I am not able to interpret the results
Hi, thanks for a so nice tool. I have sequenced several single-cell samples of a protist species.
I have troubles understanding my smudgeplot. I have used follwing command to generate it FastK -v -t4 -k40 -M16 -T16 78bam_[12].fastq.gz -N78 smudgeplot.py hetmers -L 12 -t 8 -o 78 --verbose 78.ktab smudgeplot.py all -o 78_SMUDGE 78_text.smu I am running version 0.4.0
and it look like this:
and de genomescope 2 histogram looks like:
For instance, another sample:
The other samples look very similar.
Only two of the samples look more or less well:
and this one:
How should I understand my smudgeplots?
thank you very much
Hi, sequencing protists is hard!
If you look at the examples here https://pubmed.ncbi.nlm.nih.gov/39890468/ we show how "nice" and "messy" spectra look like.
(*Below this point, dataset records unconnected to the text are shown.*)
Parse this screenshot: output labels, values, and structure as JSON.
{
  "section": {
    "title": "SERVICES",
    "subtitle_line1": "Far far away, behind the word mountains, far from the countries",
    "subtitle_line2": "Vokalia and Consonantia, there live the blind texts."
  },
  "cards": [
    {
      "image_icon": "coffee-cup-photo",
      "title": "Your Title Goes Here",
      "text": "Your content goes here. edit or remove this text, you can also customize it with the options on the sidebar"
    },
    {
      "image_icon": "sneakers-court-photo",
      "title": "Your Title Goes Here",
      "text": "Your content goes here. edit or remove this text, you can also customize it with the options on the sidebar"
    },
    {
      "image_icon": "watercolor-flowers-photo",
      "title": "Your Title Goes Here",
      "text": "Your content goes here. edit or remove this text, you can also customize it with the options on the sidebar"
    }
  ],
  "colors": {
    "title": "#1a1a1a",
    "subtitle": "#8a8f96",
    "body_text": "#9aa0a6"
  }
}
In the first two cases, did you not sequence your target well. There might be sequences from your target, but definitely not sequenced nicely on its own, with protists the most likely reason will be contamination that will very likely be overtaking the runs...
THe later two look a bit better, but they are still rather messy. The 3 shows two peaks and to me it's rather unclear which of them is your protist (they can't both be - they would be following the rules of stochiometry, see that paper for more details). I suspect the smudgeplot would not show you much if the right bump is a bacteria (more likely given the genome size) and the left one is your target (you filtered out everything with coverage <12x, so that means you filtered most of your target before making the smudgeplots).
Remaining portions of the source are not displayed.